New pair develop new bond
It’s no longer Bond and Murray - it’s Hunter and Murray instead.
The New Zealand men’s coxless pair boat at the world rowing championships which start in the US on Monday morning (NZT) will feature the biggest change among all Kiwi boats for 2017.
Gone is the all-conquering, unbeaten duo of Hamish Bond and Eric Murray - Bond to cycling, Murray to retirement - and in comes Tom Murray - no relation - and Jamie Hunter.
They will try and continue New Zealand’s absolute domination of the event - six world championship and two Olympic golds from 2009 to 2016 - when the week-long regatta begins in Bradenton, Florida.
Part of that endeavour will include trying to avoid comparisons with the most dominant rowing boat in the sport’s history.
‘‘Of course, we’re always going to compare ourselves because they’re the best of the best in our boat class previously,’’ Hunter said.
‘‘They’ve got the world records so we’re comparing ourselves to that benchmark every day [in training]. But apart from that, I don’t think it’s a good idea to compare ourselves too much in terms of the Rowing New Zealand legacy. ‘‘It’s a bit of dangerous territory.’’ ‘‘My approach has been be my own rower and not try and row somebody else’s stroke,’’ Murray added.
That worked well for the new duo in their first major international regatta together. At the final World Cup regatta of the season in Lucerne, Switzerland, in July, Murray and Hunter won gold, heading home the superstar Croatian duo of Martin and Valent Sinkovic, who have switched to the pair after winning Olympic gold in the double sculls last year.
It was a highly-promising debut, after an injury kept Hunter out of the boat for New Zealand’s World Cup opener in Poland.
‘‘We didn’t really know where we were going to be in relation to the rest of the field, ‘‘Murray said.
‘‘So it was cool to get out there and have a really good performance.’’
Hunter was initially sidelined by tendonitis in his wrist that ‘‘seized up quite badly’’.
‘‘It got inflamed, so I had to have a few weeks off it and spent on the bike. It took a bit longer than we were expecting to come right so we went over there and trained separately from the team for about two weeks.

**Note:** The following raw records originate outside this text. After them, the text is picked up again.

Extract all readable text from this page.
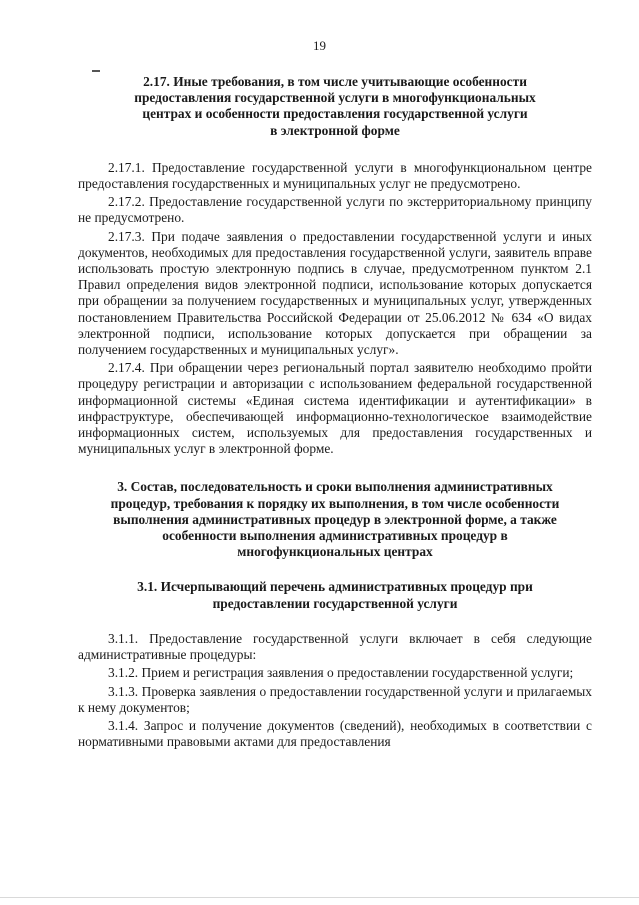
19
2.17. Иные требования, в том числе учитывающие особенности
предоставления государственной услуги в многофункциональных
центрах и особенности предоставления государственной услуги
в электронной форме

2.17.1. Предоставление государственной услуги в многофункциональном центре предоставления государственных и муниципальных услуг не предусмотрено.

2.17.2. Предоставление государственной услуги по экстерриториальному принципу не предусмотрено.

2.17.3. При подаче заявления о предоставлении государственной услуги и иных документов, необходимых для предоставления государственной услуги, заявитель вправе использовать простую электронную подпись в случае, предусмотренном пунктом 2.1 Правил определения видов электронной подписи, использование которых допускается при обращении за получением государственных и муниципальных услуг, утвержденных постановлением Правительства Российской Федерации от 25.06.2012 № 634 «О видах электронной подписи, использование которых допускается при обращении за получением государственных и муниципальных услуг».

2.17.4. При обращении через региональный портал заявителю необходимо пройти процедуру регистрации и авторизации с использованием федеральной государственной информационной системы «Единая система идентификации и аутентификации» в инфраструктуре, обеспечивающей информационно-технологическое взаимодействие информационных систем, используемых для предоставления государственных и муниципальных услуг в электронной форме.

3. Состав, последовательность и сроки выполнения административных
процедур, требования к порядку их выполнения, в том числе особенности
выполнения административных процедур в электронной форме, а также
особенности выполнения административных процедур в
многофункциональных центрах
3.1. Исчерпывающий перечень административных процедур при
предоставлении государственной услуги

3.1.1. Предоставление государственной услуги включает в себя следующие административные процедуры:

3.1.2. Прием и регистрация заявления о предоставлении государственной услуги;

3.1.3. Проверка заявления о предоставлении государственной услуги и прилагаемых к нему документов;

3.1.4. Запрос и получение документов (сведений), необходимых в соответствии с нормативными правовыми актами для предоставления
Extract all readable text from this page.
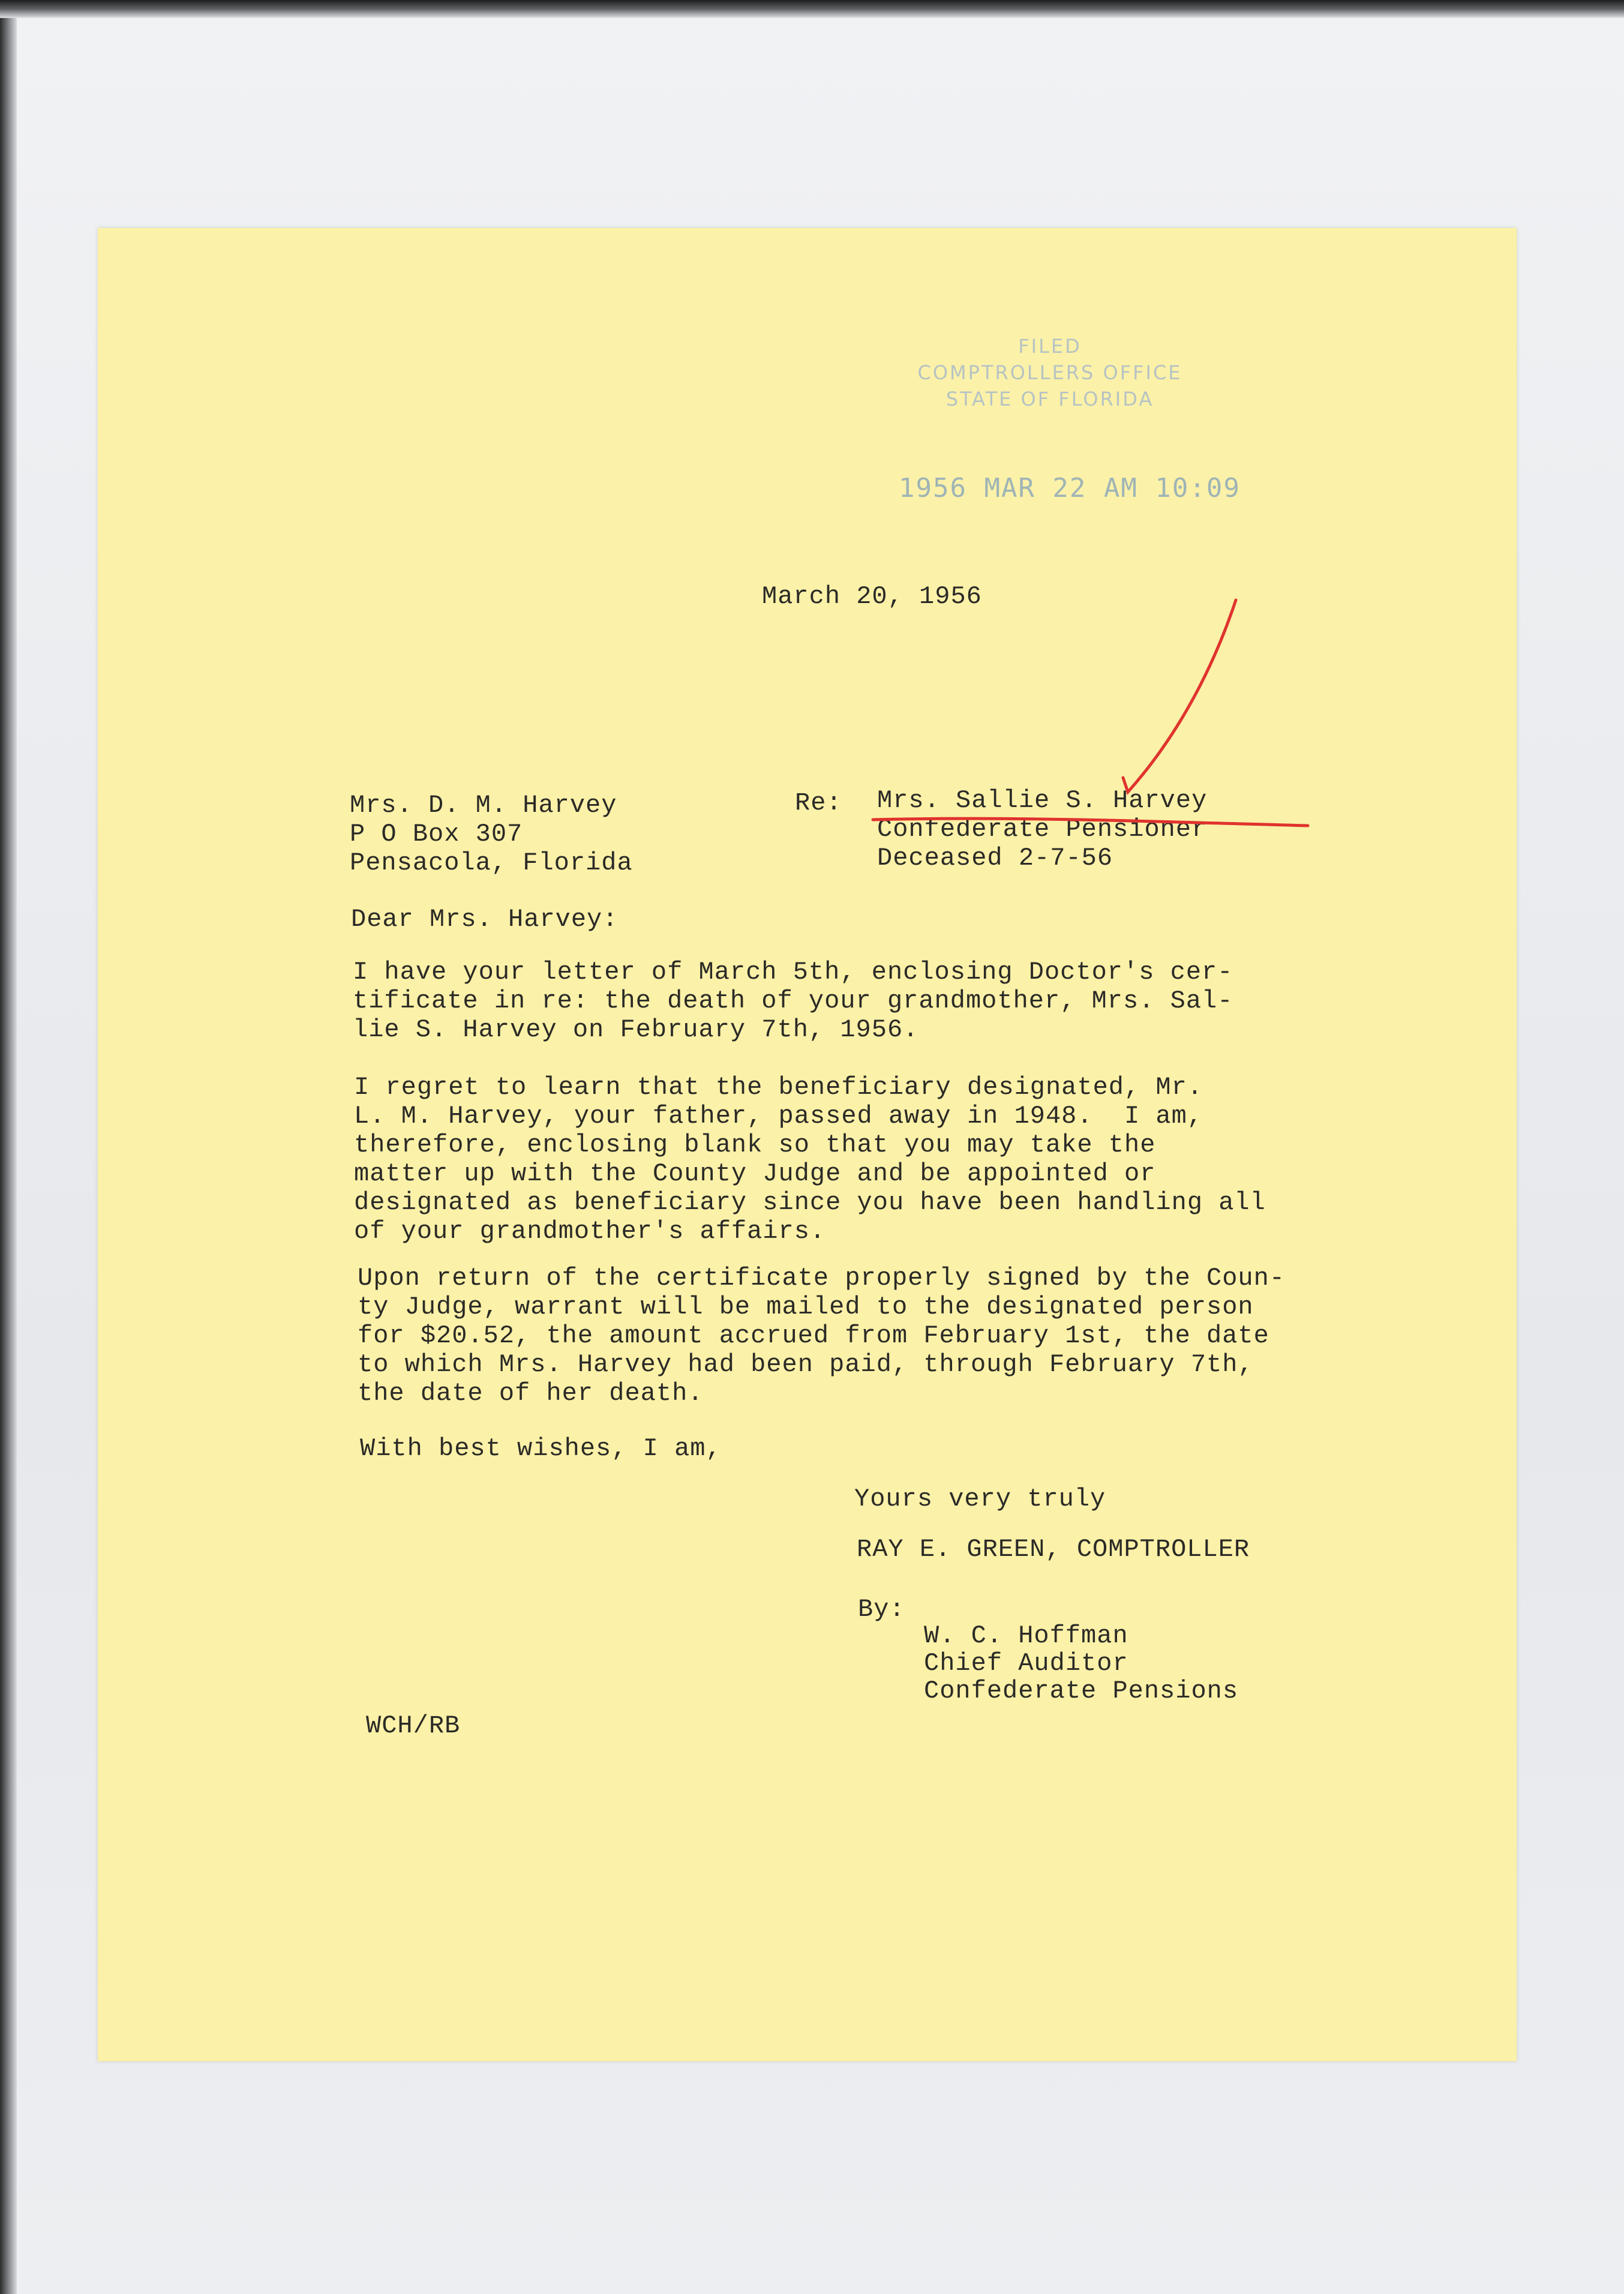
FILED
COMPTROLLERS OFFICE
STATE OF FLORIDA
1956 MAR 22 AM 10:09
March 20, 1956
Mrs. D. M. Harvey
P O Box 307
Pensacola, Florida
Re: Mrs. Sallie S. Harvey
Confederate Pensioner
Deceased 2-7-56
Dear Mrs. Harvey:
I have your letter of March 5th, enclosing Doctor's cer-
tificate in re: the death of your grandmother, Mrs. Sal-
lie S. Harvey on February 7th, 1956.
I regret to learn that the beneficiary designated, Mr.
L. M. Harvey, your father, passed away in 1948.  I am,
therefore, enclosing blank so that you may take the
matter up with the County Judge and be appointed or
designated as beneficiary since you have been handling all
of your grandmother's affairs.
Upon return of the certificate properly signed by the Coun-
ty Judge, warrant will be mailed to the designated person
for $20.52, the amount accrued from February 1st, the date
to which Mrs. Harvey had been paid, through February 7th,
the date of her death.
With best wishes, I am,
Yours very truly
RAY E. GREEN, COMPTROLLER
By:
W. C. Hoffman
Chief Auditor
Confederate Pensions
WCH/RB
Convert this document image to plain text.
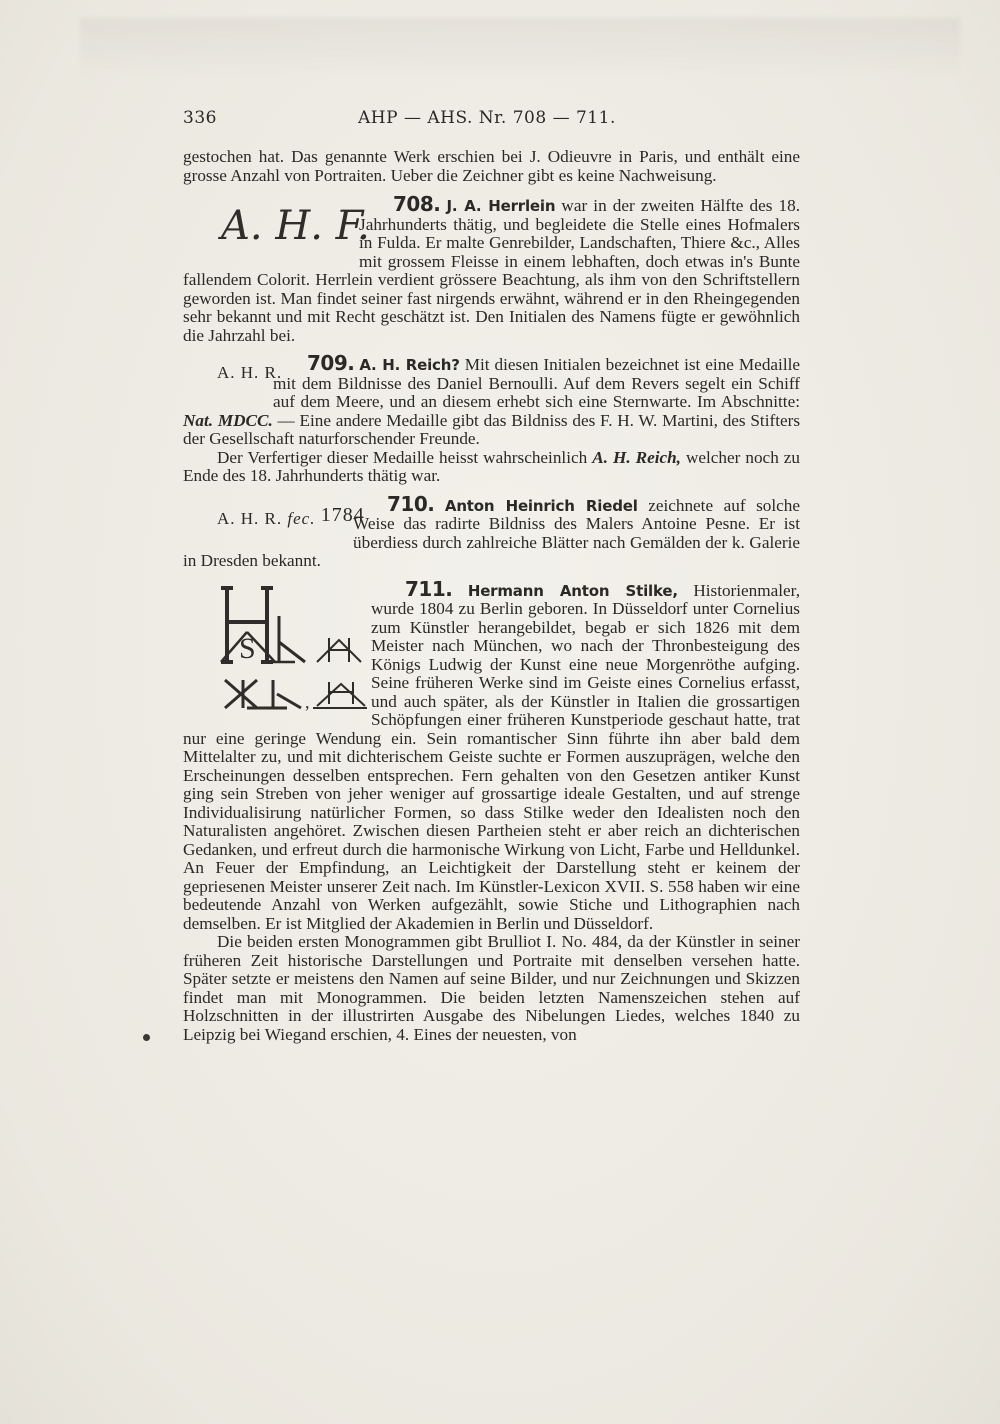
336	AHP — AHS. Nr. 708 — 711.

gestochen hat. Das genannte Werk erschien bei J. Odieuvre in Paris, und enthält eine grosse Anzahl von Portraiten. Ueber die Zeichner gibt es keine Nachweisung.

708. J. A. Herrlein
A. H. F.	war in der zweiten Hälfte des 18. Jahrhunderts thätig, und begleidete die Stelle eines Hofmalers in Fulda. Er malte Genrebilder, Landschaften, Thiere &c., Alles mit grossem Fleisse in einem lebhaften, doch etwas in's Bunte fallendem Colorit. Herrlein verdient grössere Beachtung, als ihm von den Schriftstellern geworden ist. Man findet seiner fast nirgends erwähnt, während er in den Rheingegenden sehr bekannt und mit Recht geschätzt ist. Den Initialen des Namens fügte er gewöhnlich die Jahrzahl bei.

709. A. H. Reich?
A. H. R.	Mit diesen Initialen bezeichnet ist eine Medaille mit dem Bildnisse des Daniel Bernoulli. Auf dem Revers segelt ein Schiff auf dem Meere, und an diesem erhebt sich eine Sternwarte. Im Abschnitte: Nat. MDCC. — Eine andere Medaille gibt das Bildniss des F. H. W. Martini, des Stifters der Gesellschaft naturforschender Freunde.

Der Verfertiger dieser Medaille heisst wahrscheinlich A. H. Reich, welcher noch zu Ende des 18. Jahrhunderts thätig war.

710. Anton Heinrich Riedel
A. H. R. fec. 1784	zeichnete auf solche Weise das radirte Bildniss des Malers Antoine Pesne. Er ist überdiess durch zahlreiche Blätter nach Gemälden der k. Galerie in Dresden bekannt.

711. Hermann Anton Stilke,
S
,
Historienmaler, wurde 1804 zu Berlin geboren. In Düsseldorf unter Cornelius zum Künstler herangebildet, begab er sich 1826 mit dem Meister nach München, wo nach der Thronbesteigung des Königs Ludwig der Kunst eine neue Morgenröthe aufging. Seine früheren Werke sind im Geiste eines Cornelius erfasst, und auch später, als der Künstler in Italien die grossartigen Schöpfungen einer früheren Kunstperiode geschaut hatte, trat nur eine geringe Wendung ein. Sein romantischer Sinn führte ihn aber bald dem Mittelalter zu, und mit dichterischem Geiste suchte er Formen auszuprägen, welche den Erscheinungen desselben entsprechen. Fern gehalten von den Gesetzen antiker Kunst ging sein Streben von jeher weniger auf grossartige ideale Gestalten, und auf strenge Individualisirung natürlicher Formen, so dass Stilke weder den Idealisten noch den Naturalisten angehöret. Zwischen diesen Partheien steht er aber reich an dichterischen Gedanken, und erfreut durch die harmonische Wirkung von Licht, Farbe und Helldunkel. An Feuer der Empfindung, an Leichtigkeit der Darstellung steht er keinem der gepriesenen Meister unserer Zeit nach. Im Künstler-Lexicon XVII. S. 558 haben wir eine bedeutende Anzahl von Werken aufgezählt, sowie Stiche und Lithographien nach demselben. Er ist Mitglied der Akademien in Berlin und Düsseldorf.

Die beiden ersten Monogrammen gibt Brulliot I. No. 484, da der Künstler in seiner früheren Zeit historische Darstellungen und Portraite mit denselben versehen hatte. Später setzte er meistens den Namen auf seine Bilder, und nur Zeichnungen und Skizzen findet man mit Monogrammen. Die beiden letzten Namenszeichen stehen auf Holzschnitten in der illustrirten Ausgabe des Nibelungen Liedes, welches 1840 zu Leipzig bei Wiegand erschien, 4. Eines der neuesten, von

Murray said their form in the boat had fluctuated before Lucerne but timed their best performances right and Hunter felt it was a matter of getting to know each other since being named as the New Zealand representatives in the boat in late summer.
‘‘You can race together for a few weeks each year, but until you spend a good training block with each other you don’t really get to know each other,’’ said Hunter, who has switched from the lightweight four.
‘‘I think this far in, eight or nine months, we’re only starting to really understand what each other is doing, know each other’s rowing strokes. It’s only really getting to the point now where we can make some progress forward.’’ Murray said the duo are quite similar. ‘‘We both enjoy our spaces, as much as each other. We get along really well overseas together, when it can be easy to get on each other’s nerves when you’re living in each other’s pockets for up to three months.’’
‘‘It does help a lot,’’ Hunter noted.